By the middle of the 20th century, American hunters were all too familiar with hunting accidents—such stories were published across sporting media. Added to this was a factor created by the nascent success of the American conservation movement and a post-World War II economic boom: many hunters. A prominent story regarding this was published in The American Rifleman in December 1948.
In “Will Hunters Learn?” author Pierre Pulling explained he had spent as a game warden 14 days the year before at a mule deer check station in a Western state. “The shooting was easy in an area that had been closed for some twenty years,” he wrote. However, he lamented, “I doubt if over a third of the total had a gun that was properly sighted-in, reasonable shooting skill, reasonable hunting judgment, and such minor equipment as a rope and a sharp knife. Fully half of the hunters, if you delved for the truth, had tragi-comic experiences … . The answer to all this,” he concluded, “is education.”

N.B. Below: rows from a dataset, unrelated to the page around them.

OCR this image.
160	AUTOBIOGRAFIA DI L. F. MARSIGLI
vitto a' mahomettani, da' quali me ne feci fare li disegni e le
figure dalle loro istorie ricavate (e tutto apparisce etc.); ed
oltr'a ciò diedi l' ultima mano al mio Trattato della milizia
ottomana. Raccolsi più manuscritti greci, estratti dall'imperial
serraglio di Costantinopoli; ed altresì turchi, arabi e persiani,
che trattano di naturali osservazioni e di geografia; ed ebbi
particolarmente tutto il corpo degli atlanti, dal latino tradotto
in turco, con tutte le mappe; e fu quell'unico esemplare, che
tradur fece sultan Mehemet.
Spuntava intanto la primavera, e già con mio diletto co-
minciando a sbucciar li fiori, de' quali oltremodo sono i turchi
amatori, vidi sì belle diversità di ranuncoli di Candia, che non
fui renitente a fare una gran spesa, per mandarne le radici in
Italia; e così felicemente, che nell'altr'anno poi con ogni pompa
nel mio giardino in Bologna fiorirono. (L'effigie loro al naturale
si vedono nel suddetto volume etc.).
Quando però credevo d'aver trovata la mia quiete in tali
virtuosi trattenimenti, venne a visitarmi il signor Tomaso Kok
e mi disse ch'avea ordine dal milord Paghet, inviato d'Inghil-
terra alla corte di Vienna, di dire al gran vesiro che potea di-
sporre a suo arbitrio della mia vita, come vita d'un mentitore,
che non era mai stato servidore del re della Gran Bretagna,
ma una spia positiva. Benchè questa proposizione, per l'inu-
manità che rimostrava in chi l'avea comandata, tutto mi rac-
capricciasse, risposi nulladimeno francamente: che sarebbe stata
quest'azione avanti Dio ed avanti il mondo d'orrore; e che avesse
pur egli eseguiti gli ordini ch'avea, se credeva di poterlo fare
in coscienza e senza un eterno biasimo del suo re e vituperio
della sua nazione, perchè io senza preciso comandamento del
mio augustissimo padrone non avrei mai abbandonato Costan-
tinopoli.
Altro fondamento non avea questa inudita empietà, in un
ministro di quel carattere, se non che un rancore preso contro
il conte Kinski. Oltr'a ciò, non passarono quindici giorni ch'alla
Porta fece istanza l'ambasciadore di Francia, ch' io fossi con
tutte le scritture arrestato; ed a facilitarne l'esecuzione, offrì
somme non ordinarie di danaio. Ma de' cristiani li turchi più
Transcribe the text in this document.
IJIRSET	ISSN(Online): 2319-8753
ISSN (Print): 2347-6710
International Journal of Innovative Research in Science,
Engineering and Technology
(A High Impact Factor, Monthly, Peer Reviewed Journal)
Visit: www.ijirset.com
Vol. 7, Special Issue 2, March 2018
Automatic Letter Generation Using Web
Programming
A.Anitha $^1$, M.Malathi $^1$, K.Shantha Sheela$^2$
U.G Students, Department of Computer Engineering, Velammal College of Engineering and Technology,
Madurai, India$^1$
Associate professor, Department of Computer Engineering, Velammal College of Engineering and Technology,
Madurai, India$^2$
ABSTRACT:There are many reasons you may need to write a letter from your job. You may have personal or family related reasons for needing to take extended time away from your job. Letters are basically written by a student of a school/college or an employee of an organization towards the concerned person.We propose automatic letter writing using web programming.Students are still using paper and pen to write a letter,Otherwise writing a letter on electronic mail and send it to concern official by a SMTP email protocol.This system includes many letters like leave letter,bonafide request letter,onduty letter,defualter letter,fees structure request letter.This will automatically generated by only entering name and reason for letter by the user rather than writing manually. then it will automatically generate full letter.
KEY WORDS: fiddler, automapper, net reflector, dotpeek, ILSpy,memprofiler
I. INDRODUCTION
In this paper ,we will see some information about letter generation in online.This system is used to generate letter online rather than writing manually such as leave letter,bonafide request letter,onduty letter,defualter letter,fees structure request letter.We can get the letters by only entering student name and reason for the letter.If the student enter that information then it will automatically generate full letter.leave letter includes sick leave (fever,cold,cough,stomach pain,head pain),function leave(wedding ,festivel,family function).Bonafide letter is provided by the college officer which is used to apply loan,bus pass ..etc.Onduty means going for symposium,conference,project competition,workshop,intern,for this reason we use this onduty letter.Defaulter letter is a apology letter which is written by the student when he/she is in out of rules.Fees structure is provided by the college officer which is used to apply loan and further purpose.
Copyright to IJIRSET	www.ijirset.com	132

The next year, in June 1949, NRA Executive Director C.B. Lister, in a letter to members in The American Rifleman, explained: “Education and training is the primary need—equally among shooters and among game commissions and their enforcement agents.”

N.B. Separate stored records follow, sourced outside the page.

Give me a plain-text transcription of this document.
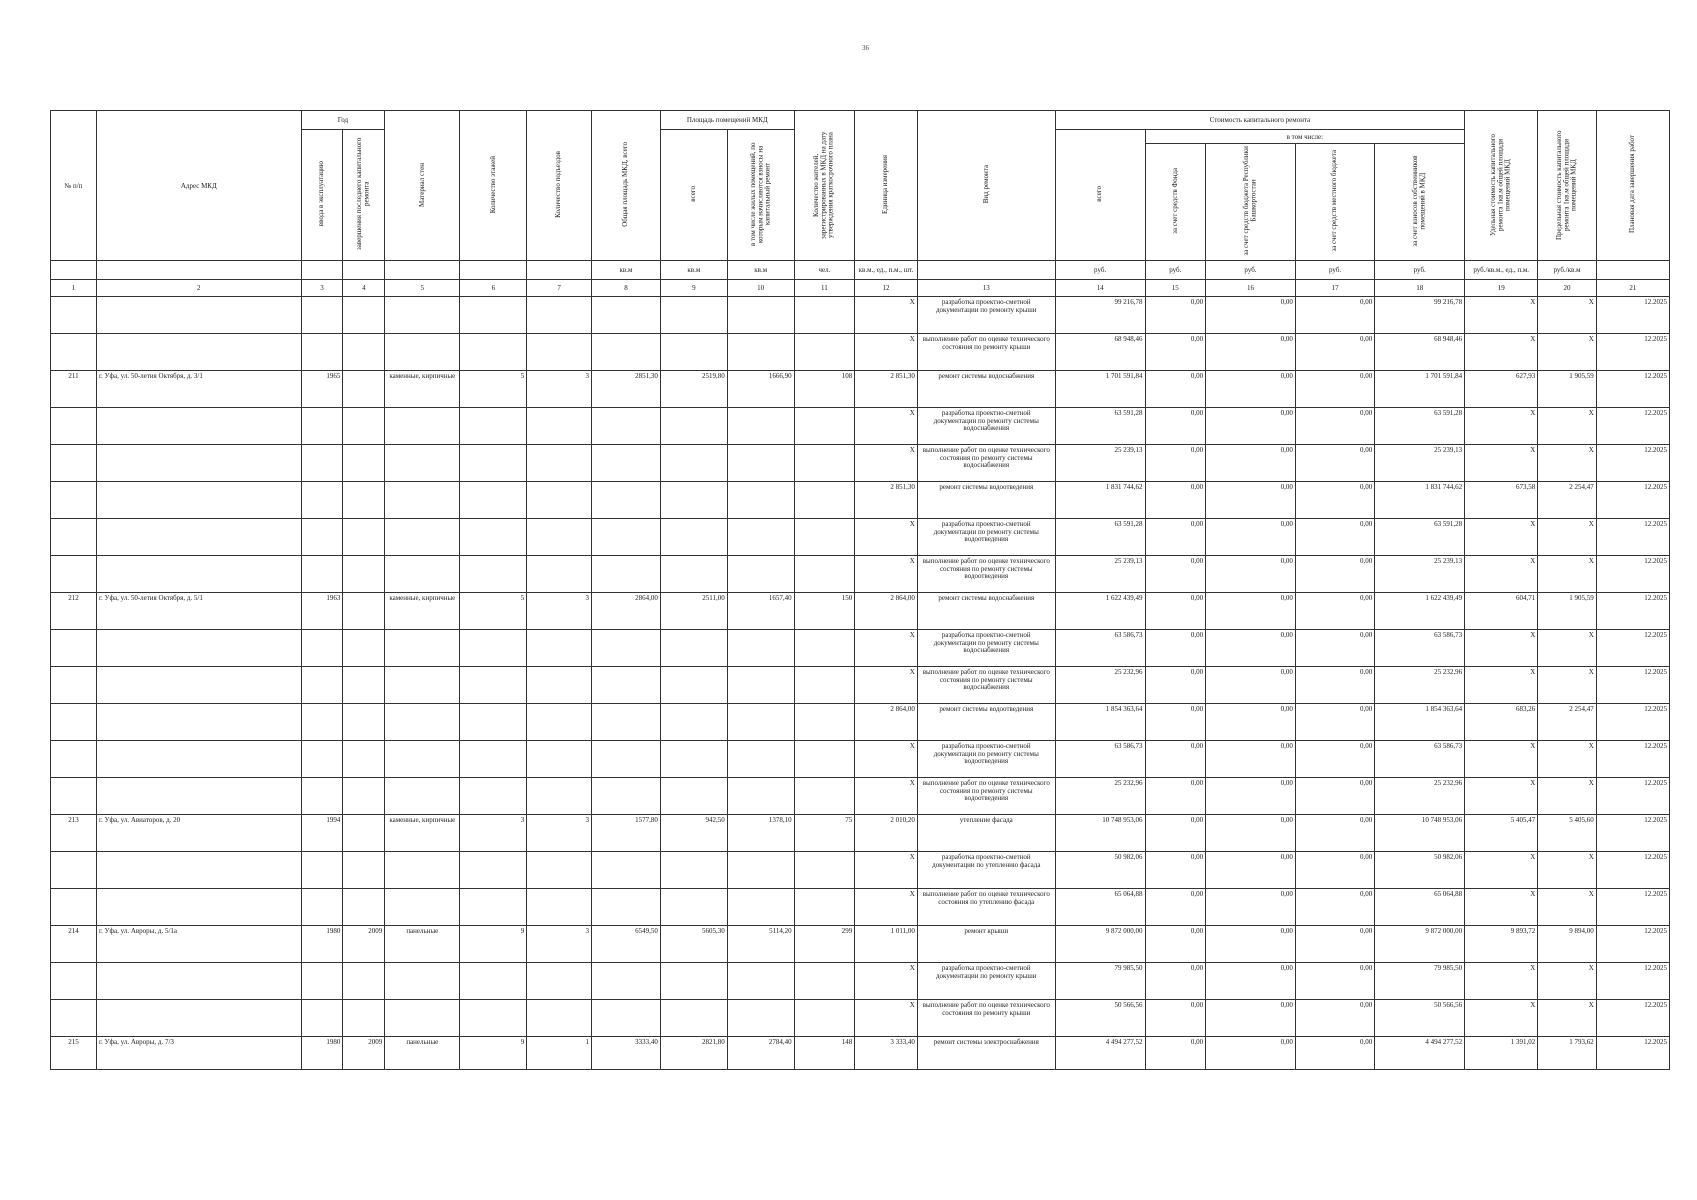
36
№ п/п	Адрес МКД	Год		Материал стен	Количество этажей	Количество подъездов	Общая площадь МКД, всего	Площадь помещений МКД		Количество жителей, зарегистрированных в МКД на дату утверждения краткосрочного плана	Единица измерения	Вид ремонта	Стоимость капитального ремонта					Удельная стоимость капитального ремонта 1кв.м общей площади помещений МКД	Предельная стоимость капитального ремонта 1кв.м общей площади помещений МКД	Плановая дата завершения работ
		ввода в эксплуатацию	завершения последнего капитального ремонта					всего	в том числе жилых помещений, по которым начисляются взносы на капитальный ремонт				всего	в том числе:						
														за счет средств Фонда	за счет средств бюджета Республики Башкортостан	за счет средств местного бюджета	за счет взносов собственников помещений в МКД			
							кв.м	кв.м	кв.м	чел.	кв.м., ед., п.м., шт.		руб.	руб.	руб.	руб.	руб.	руб./кв.м., ед., п.м.	руб./кв.м	
1	2	3	4	5	6	7	8	9	10	11	12	13	14	15	16	17	18	19	20	21
											X	разработка проектно-сметной документации по ремонту крыши	99 216,78	0,00	0,00	0,00	99 216,78	X	X	12.2025
											X	выполнение работ по оценке технического состояния по ремонту крыши	68 948,46	0,00	0,00	0,00	68 948,46	X	X	12.2025
211	г. Уфа, ул. 50-летия Октября, д. 3/1	1965		каменные, кирпичные	5	3	2851,30	2519,80	1666,90	108	2 851,30	ремонт системы водоснабжения	1 701 591,84	0,00	0,00	0,00	1 701 591,84	627,93	1 905,59	12.2025
											X	разработка проектно-сметной документации по ремонту системы водоснабжения	63 591,28	0,00	0,00	0,00	63 591,28	X	X	12.2025
											X	выполнение работ по оценке технического состояния по ремонту системы водоснабжения	25 239,13	0,00	0,00	0,00	25 239,13	X	X	12.2025
											2 851,30	ремонт системы водоотведения	1 831 744,62	0,00	0,00	0,00	1 831 744,62	673,58	2 254,47	12.2025
											X	разработка проектно-сметной документации по ремонту системы водоотведения	63 591,28	0,00	0,00	0,00	63 591,28	X	X	12.2025
											X	выполнение работ по оценке технического состояния по ремонту системы водоотведения	25 239,13	0,00	0,00	0,00	25 239,13	X	X	12.2025
212	г. Уфа, ул. 50-летия Октября, д. 5/1	1963		каменные, кирпичные	5	3	2864,00	2511,00	1657,40	150	2 864,00	ремонт системы водоснабжения	1 622 439,49	0,00	0,00	0,00	1 622 439,49	604,71	1 905,59	12.2025
											X	разработка проектно-сметной документации по ремонту системы водоснабжения	63 586,73	0,00	0,00	0,00	63 586,73	X	X	12.2025
											X	выполнение работ по оценке технического состояния по ремонту системы водоснабжения	25 232,96	0,00	0,00	0,00	25 232,96	X	X	12.2025
											2 864,00	ремонт системы водоотведения	1 854 363,64	0,00	0,00	0,00	1 854 363,64	683,26	2 254,47	12.2025
											X	разработка проектно-сметной документации по ремонту системы водоотведения	63 586,73	0,00	0,00	0,00	63 586,73	X	X	12.2025
											X	выполнение работ по оценке технического состояния по ремонту системы водоотведения	25 232,96	0,00	0,00	0,00	25 232,96	X	X	12.2025
213	г. Уфа, ул. Авиаторов, д. 20	1994		каменные, кирпичные	3	3	1577,80	942,50	1378,10	75	2 010,20	утепление фасада	10 748 953,06	0,00	0,00	0,00	10 748 953,06	5 405,47	5 405,60	12.2025
											X	разработка проектно-сметной документации по утеплению фасада	50 982,06	0,00	0,00	0,00	50 982,06	X	X	12.2025
											X	выполнение работ по оценке технического состояния по утеплению фасада	65 064,88	0,00	0,00	0,00	65 064,88	X	X	12.2025
214	г. Уфа, ул. Авроры, д. 5/1а	1980	2009	панельные	9	3	6549,50	5605,30	5114,20	299	1 011,00	ремонт крыши	9 872 000,00	0,00	0,00	0,00	9 872 000,00	9 893,72	9 894,00	12.2025
											X	разработка проектно-сметной документации по ремонту крыши	79 985,50	0,00	0,00	0,00	79 985,50	X	X	12.2025
											X	выполнение работ по оценке технического состояния по ремонту крыши	50 566,56	0,00	0,00	0,00	50 566,56	X	X	12.2025
215	г. Уфа, ул. Авроры, д. 7/3	1980	2009	панельные	9	1	3333,40	2821,80	2784,40	148	3 333,40	ремонт системы электроснабжения	4 494 277,52	0,00	0,00	0,00	4 494 277,52	1 391,02	1 793,62	12.2025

Following Lister’s op-ed, author Al Look railed at the outset of “Hunted Hunters,” a feature article, that 17 hunters had been “slaughtered along with 72,000 deer during the so-called Colorado big-game season in 1948. … One hundred thirty-two thousand hunters took to the field opening day.” It was enough, he reported, to drive western Colorado cattlemen and sporting clubs to suggest to anyone listening that before obtaining a license “a hunter must prove he can tell a gun from a ramrod, and know how to handle same.”
The NRA was listening. In 1951, in “The Facts About Hunting Accidents,” published in The American Rifleman, author J.A. Harper noted the number of American hunters had increased from 7.6 million in 1940 to 12.6 million in 1950. Amid this, and amid “more strident demands from game commissions and law enforcement agencies for more restrictive hunting and firearms legislation,” the NRA had begun in 1946 to create a Uniform Hunter Casualty Form. In 1950, game departments from Michigan, New York, Pennsylvania, Ohio, Indiana, Illinois, Wisconsin, Minnesota and Ontario recommended the NRA as the collecting agency of such forms and to disseminate data gleaned from them; the resolution was backed by a number of non-governmental organizations.

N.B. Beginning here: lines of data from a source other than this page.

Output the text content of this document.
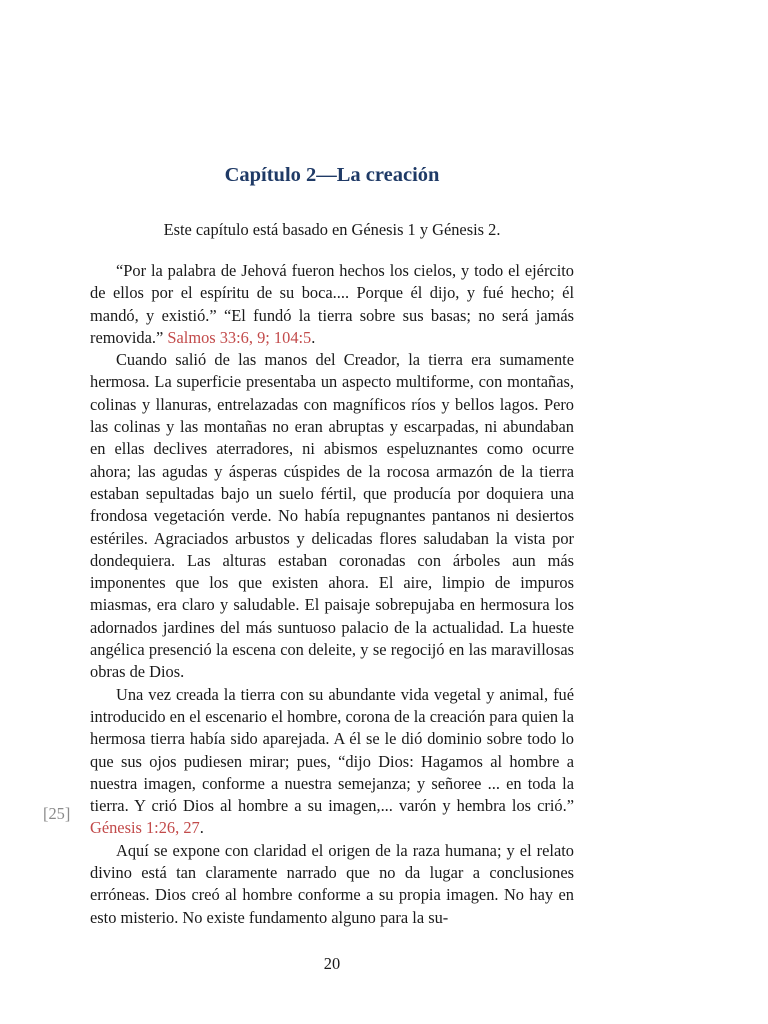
Capítulo 2—La creación

Este capítulo está basado en Génesis 1 y Génesis 2.

“Por la palabra de Jehová fueron hechos los cielos, y todo el ejército de ellos por el espíritu de su boca.... Porque él dijo, y fué hecho; él mandó, y existió.” “El fundó la tierra sobre sus basas; no será jamás removida.” Salmos 33:6, 9; 104:5.

Cuando salió de las manos del Creador, la tierra era sumamente hermosa. La superficie presentaba un aspecto multiforme, con montañas, colinas y llanuras, entrelazadas con magníficos ríos y bellos lagos. Pero las colinas y las montañas no eran abruptas y escarpadas, ni abundaban en ellas declives aterradores, ni abismos espeluznantes como ocurre ahora; las agudas y ásperas cúspides de la rocosa armazón de la tierra estaban sepultadas bajo un suelo fértil, que producía por doquiera una frondosa vegetación verde. No había repugnantes pantanos ni desiertos estériles. Agraciados arbustos y delicadas flores saludaban la vista por dondequiera. Las alturas estaban coronadas con árboles aun más imponentes que los que existen ahora. El aire, limpio de impuros miasmas, era claro y saludable. El paisaje sobrepujaba en hermosura los adornados jardines del más suntuoso palacio de la actualidad. La hueste angélica presenció la escena con deleite, y se regocijó en las maravillosas obras de Dios.

Una vez creada la tierra con su abundante vida vegetal y animal, fué introducido en el escenario el hombre, corona de la creación para quien la hermosa tierra había sido aparejada. A él se le dió dominio sobre todo lo que sus ojos pudiesen mirar; pues, “dijo Dios: Hagamos al hombre a nuestra imagen, conforme a nuestra semejanza; y señoree ... en toda la tierra. Y crió Dios al hombre a su imagen,... varón y hembra los crió.” Génesis 1:26, 27.

Aquí se expone con claridad el origen de la raza humana; y el relato divino está tan claramente narrado que no da lugar a conclusiones erróneas. Dios creó al hombre conforme a su propia imagen. No hay en esto misterio. No existe fundamento alguno para la su-

20
[25]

In 1950, 832 North Americans were injured or killed while hunting. The picture described in what came to be called the Uniform Hunter Casualty Report by the NRA was the first attempt by any organization to ascribe details to hunting accidents, but it was by no means complete. Only 30 states and two Canadian provinces had returned NRA forms, though 43 states and five provinces had pledged to do so. But the report was an important investment in the future of hunting, and represented “the day not too far off” when enough information could be obtained and digested to reduce injury afield.
All of this was coalescing at a time when a unique voice rose among NRA ranks, when Gen. Merritt Edson became NRA Executive Director in June 1951.
Edson, a Vermont native, was a U.S. Marine hero. He served in France in World War I, became a Marine aviator, served in Nicaragua in the 1920s where he earned his first Navy Cross and was a “China Marine” in the 1930s. He was a firing member of Marine Corps shooting teams and in 1935 and ’36 captained the teams to top honors at the National Matches. In 1941 he took command of the 1st Battalion of the 5th Marine Regiment, and retrained it to become the 1st Marine Raider Battalion, popularly known as Edson’s Raiders. On Guadalcanal in September 1942, his leadership during the battle of Lunga Ridge inspired his men to rename the landmark Edson’s Ridge, and it inspired Congress to award Edson the Medal of Honor. During the war in the Pacific, “Red Mike” also earned another Navy Cross and a Silver Star. Merritt Edson retired from the Marine Corps in 1947.
At Edson’s urging, the NRA devoted more attention to hunting, acknowledging that program shifts were necessary to serve the needs of shooters amid an evolving landscape. He recognized the development of hunter education and the Uniform Hunter Casualty Report were solid starts. He understood the popularity of big-bore shooting had waned, that suitable ranges were scarce in a nation shifting to urban life, that development encroached upon local shooting clubs. So Edson pivoted to keep training, same as Marines always do.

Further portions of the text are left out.